Posté par rtireau le 26 décembre 2016

Sainte Marie, Mère de Dieu – 01 janvier 2017

Nombres 6, 22-27 ; Psaume 66 ; Galates 4, 4-7 ; Luc 2, 16-21

Sainte Marie, Mère de Dieu – 1er janvier (vœux) – Journée mondiale de la paix. Alors ce sont forcément des vœux de paix. A commencer par un extrait du message du pape François : « Si les droits de l’être humain sont sauvegardés, de même que l’égale dignité de tous sans discriminations ni distinctions, la non-violence comme méthode politique peut alors devenir une voie réaliste pour le dépassement des conflits armés. Dans cette perspective, il est important que l’on reconnaisse toujours davantage la force du droit au lieu du droit de la force. »

Aujourd’hui, en célébrant Marie, nous célébrons l’Église qui porte en elle le Christ, comme Marie a porté Jésus.

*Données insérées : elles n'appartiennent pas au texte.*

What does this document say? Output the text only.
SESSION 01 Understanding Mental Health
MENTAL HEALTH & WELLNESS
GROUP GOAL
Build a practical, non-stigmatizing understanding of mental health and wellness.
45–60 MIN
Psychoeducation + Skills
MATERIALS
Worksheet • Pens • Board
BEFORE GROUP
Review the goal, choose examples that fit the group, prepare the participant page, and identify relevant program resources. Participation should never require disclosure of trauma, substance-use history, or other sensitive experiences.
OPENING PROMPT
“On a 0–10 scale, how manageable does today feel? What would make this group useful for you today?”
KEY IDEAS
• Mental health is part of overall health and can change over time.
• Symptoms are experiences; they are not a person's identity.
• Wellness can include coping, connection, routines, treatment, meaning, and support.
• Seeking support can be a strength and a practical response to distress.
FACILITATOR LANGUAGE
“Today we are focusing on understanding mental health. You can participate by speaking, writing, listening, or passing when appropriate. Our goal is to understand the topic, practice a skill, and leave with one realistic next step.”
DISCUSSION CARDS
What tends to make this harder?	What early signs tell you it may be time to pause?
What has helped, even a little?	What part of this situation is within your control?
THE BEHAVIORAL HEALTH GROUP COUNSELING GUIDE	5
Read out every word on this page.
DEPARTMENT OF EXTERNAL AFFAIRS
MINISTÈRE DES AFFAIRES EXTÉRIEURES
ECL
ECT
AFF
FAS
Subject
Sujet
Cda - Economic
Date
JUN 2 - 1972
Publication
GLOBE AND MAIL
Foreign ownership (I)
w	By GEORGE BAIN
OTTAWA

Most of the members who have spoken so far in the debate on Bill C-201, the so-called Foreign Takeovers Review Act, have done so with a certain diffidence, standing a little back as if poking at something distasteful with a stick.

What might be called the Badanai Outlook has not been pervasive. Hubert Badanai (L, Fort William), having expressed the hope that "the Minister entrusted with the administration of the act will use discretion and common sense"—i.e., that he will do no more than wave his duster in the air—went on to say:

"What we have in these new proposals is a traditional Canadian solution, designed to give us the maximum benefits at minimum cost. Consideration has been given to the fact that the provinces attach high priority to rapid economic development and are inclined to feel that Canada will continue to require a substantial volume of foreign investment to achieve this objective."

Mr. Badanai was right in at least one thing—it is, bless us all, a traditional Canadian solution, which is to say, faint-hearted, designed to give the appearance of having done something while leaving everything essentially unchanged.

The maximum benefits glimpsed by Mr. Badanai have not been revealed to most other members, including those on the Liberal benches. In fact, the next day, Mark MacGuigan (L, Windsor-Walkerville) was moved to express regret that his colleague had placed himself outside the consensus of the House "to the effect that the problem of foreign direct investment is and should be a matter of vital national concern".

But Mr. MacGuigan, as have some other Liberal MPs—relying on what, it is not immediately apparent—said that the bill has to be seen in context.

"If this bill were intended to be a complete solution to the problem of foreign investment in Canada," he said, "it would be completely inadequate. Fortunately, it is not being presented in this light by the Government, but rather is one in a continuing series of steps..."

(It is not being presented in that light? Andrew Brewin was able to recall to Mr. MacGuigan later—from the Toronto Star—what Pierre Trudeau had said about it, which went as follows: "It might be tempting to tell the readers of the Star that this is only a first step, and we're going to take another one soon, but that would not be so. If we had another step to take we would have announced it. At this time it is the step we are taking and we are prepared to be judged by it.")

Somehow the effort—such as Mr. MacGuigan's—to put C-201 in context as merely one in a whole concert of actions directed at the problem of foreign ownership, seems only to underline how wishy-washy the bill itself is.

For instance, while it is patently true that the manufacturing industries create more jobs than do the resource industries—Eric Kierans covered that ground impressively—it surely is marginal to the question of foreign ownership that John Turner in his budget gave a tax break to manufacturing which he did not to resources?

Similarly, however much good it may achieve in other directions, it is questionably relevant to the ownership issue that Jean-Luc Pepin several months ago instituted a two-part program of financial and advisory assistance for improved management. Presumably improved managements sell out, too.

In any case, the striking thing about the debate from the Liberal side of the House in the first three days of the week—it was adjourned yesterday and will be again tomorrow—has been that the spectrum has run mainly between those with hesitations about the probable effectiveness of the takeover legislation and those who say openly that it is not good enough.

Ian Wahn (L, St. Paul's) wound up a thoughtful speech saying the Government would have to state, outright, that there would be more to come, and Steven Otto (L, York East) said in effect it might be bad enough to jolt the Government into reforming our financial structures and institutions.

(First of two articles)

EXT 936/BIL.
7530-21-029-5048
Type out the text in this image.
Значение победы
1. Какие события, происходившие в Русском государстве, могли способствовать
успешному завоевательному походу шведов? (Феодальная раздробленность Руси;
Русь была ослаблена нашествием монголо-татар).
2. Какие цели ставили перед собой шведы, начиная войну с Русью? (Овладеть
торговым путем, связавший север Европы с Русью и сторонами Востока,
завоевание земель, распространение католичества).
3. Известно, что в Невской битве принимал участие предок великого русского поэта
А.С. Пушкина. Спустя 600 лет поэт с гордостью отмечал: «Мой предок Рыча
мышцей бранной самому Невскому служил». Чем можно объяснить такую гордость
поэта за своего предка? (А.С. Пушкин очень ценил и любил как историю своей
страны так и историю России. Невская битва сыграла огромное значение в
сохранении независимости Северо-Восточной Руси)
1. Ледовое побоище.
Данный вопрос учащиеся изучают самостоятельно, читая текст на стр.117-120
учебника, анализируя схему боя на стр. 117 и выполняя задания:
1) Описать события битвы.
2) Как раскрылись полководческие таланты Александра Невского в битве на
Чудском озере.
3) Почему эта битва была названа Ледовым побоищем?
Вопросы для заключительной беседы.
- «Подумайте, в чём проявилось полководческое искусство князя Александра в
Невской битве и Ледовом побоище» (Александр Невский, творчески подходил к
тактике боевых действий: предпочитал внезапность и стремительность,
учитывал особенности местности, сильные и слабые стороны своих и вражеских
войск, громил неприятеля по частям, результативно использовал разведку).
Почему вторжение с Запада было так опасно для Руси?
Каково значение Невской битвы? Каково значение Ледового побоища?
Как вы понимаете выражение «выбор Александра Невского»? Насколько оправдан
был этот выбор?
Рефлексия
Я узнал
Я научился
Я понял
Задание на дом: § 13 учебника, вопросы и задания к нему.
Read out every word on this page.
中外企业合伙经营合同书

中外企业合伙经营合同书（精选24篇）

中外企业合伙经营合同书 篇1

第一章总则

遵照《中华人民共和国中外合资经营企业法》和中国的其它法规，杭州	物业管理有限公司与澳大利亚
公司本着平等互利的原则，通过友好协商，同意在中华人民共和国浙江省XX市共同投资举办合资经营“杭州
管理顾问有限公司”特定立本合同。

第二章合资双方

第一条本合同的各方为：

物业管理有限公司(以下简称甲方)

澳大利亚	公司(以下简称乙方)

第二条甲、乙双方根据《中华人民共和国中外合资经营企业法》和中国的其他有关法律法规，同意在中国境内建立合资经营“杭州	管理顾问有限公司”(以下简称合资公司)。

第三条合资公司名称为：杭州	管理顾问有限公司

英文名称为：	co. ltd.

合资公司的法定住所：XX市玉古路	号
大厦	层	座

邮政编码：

Si l’Église porte en elle le Christ, elle doit témoigner du Dieu de Paix que le Christ a fait connaître. Les premiers annonceurs furent les bergers, ceux que souvent on marginalisait : “Après avoir vu l’enfant…, les bergers racontèrent ce qui leur avait été annoncé au sujet de cet enfant” (Luc 2, 17). Et ils furent tellement convaincants que saint Luc ajoute : “Tous ceux qui entendirent s’étonnaient de ce que racontaient les bergers” (Luc 2, 18).  Alors je vous propose trois questions pour nous : Qui sont les bergers d’aujourd’hui ?  Qu’est-ce qu’ils annoncent ?  Quels vœux formuler en ce premier jour de l’année 2017 ?

Qui sont les bergers d’aujourd’hui ? Au temps de saint Luc, les bergers étaient considérés comme de pauvres marginaux. C’est pourtant à eux que l’ange annonce en premier la naissance de Jésus : (texte de noël) “Ne craignez pas, car voici que je vous annonce une bonne nouvelle… : Aujourd’hui, dans la ville de David, vous est né un Sauveur qui est le Christ, le Seigneur” (Luc 2, 10-11). Ça veut dire une fois de plus que Dieu a un faible pour les petits et les mal aimés.

Quelle Bonne Nouvelle annoncent les bergers ? Ils annoncent quelque chose de neuf. C’est pour ça que tout le monde est étonné. En effet, pour que le message soit bonne nouvelle, il doit être neuf pour parler à un monde qui change. Saint Paul dit que la Bonne Nouvelle est chaque jour neuve, comme chaque matin est tout neuf pour l’enfant qui court dire bonjour à son papa. Nous sommes, dit-il, fils et filles de Dieu, habités de l’Esprit de Christ qui nous invite à appeler Dieu : “Abba !” (Ga 4, 6), c’est à dire Papa.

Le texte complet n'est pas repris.